For his service, Ruddell was awarded 3,234 acres in the new Indiana Territory. He settled in 1779 along the Licking River and Stoner Creek establishing a fortified settlement called Ruddell's Station. The war for American independence was still raging, and the frontier, while becoming settled, remained a vulnerable place. Not long afterwards, a raiding party of Shawnee Indians and British soldiers numbering in the several hundred, along with cannons, attacked the settlement. Leaving several settlers dead, and faced with the prospect of more bloodshed to come, Ruddell surrendered the fort and the 470 survivors, including his wife and family. In the days that followed, they made the long march from what is now Paris, Kentucky to Fort Detroit.
Following the war’s end and their release from captivity, Ruddell and his family returned again to Bourbon County in 1784. There, they built a home and began settling the area once again. Growing a surplus of corn, Isaac, along with son Abram, built a grist mill in 1795, with the resulting cracked corn finding its way into the mash bills of local whiskeys. The area remains today, and is called Ruddell's Mills. A generation later, the site also became home to the now defunct Ford & Bowen Distillery.
The bottle is adorned with a handsome label bearing an etching of a gristmill. While there is no age statement, it is listed as straight bourbon, an indication that it is at least two years of age. There is no indication of the mash bill other than a "high corn mash bill rounded out with rye and barley". The finished product is bottled at 92.2 proof and is non-chill filtered, allowing more oils and esters to remain in the bourbon for enhanced flavors. We're told this mash bill would be indicative of whiskeys found in bourbon's earliest days.
From the fact sheet, we're anticipating amber color with aromas of vanilla, oak and spice along with notes of sweet toffee, caramel, orange citrus, well integrated oak and an assertive spice on the finish.
Not much is known about the source of this bourbon, other than it is distilled in Bardstown, Kentucky. Likely sources could include nearby Heaven Hill Distillery or the Bardstown Bourbon Company, with access to hundreds of mash bills and yeast strains. While I'd love to know more about where this bourbon comes from, that is part of bourbon's mystique. Many bourbon fans like to know who makes their favorite (or new favorite) bourbon and from where it hails. No one ever asks where their canned green beans come from, or if the generic brand of green beans comes from the same farm and cannery as the Green Giant brand.
Eye: Amber with thin legs lacing the sides of the Glencairn glass.
Nose: Vanilla and caramel. A drop or two of water opens up the bourbon, releasing caramelized brown sugar and butterscotch notes.
Palate: Vanilla, caramel, and summer fruit meet a rich, flavorful and spicy burst. The non-chill filtration yields a nice chew on the palate.
Finish: Medium-long with vanilla, followed with oak and pepper spice.

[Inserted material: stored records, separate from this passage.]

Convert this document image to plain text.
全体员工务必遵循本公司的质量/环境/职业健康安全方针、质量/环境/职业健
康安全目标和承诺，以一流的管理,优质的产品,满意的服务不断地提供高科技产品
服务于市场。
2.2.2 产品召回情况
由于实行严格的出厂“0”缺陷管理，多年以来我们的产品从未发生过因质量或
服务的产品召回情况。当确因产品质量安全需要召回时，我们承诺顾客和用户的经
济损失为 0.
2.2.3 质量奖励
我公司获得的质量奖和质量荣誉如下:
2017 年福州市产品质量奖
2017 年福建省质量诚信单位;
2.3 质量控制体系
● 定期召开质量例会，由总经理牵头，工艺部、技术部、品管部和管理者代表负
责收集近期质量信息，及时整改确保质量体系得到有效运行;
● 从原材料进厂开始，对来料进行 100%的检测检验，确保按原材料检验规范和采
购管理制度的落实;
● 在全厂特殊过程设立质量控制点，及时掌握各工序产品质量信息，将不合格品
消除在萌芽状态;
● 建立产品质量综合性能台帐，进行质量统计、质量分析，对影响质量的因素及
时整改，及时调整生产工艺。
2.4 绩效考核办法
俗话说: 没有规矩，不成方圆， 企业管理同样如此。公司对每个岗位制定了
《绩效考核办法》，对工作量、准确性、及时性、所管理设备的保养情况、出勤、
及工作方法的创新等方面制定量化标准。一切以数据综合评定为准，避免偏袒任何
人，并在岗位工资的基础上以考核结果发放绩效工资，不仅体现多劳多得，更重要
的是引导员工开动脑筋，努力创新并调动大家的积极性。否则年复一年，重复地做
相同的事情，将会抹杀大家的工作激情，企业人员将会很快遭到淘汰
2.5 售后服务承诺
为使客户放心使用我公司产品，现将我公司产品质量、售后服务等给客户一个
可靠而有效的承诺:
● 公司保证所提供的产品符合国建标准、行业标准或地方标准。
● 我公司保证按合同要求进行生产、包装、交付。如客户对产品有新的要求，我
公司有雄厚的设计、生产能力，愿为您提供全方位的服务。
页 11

Overall: I shared this sample with my trusty sidekick and we were both favorably impressed. We've sampled several new, upstart distilled products, and if I had to cite a common flaw, it's the rush to get a product to market that could benefit from more time in the barrel. Ruddell’s Mill doesn’t have that flaw.
As mentioned earlier, I have no idea on the age of this product, but it did not come off young or youthful. There was a good balance and the flavors had sufficient time in the barrel to develop into a solid and delicious pour. The rich notes and the added chew from the non-chilled filtration give this a thumbs-up. This is one new brand that I recommend. I’ll be watching to see what evolves from this new Kentucky gem with a nod to its historic past.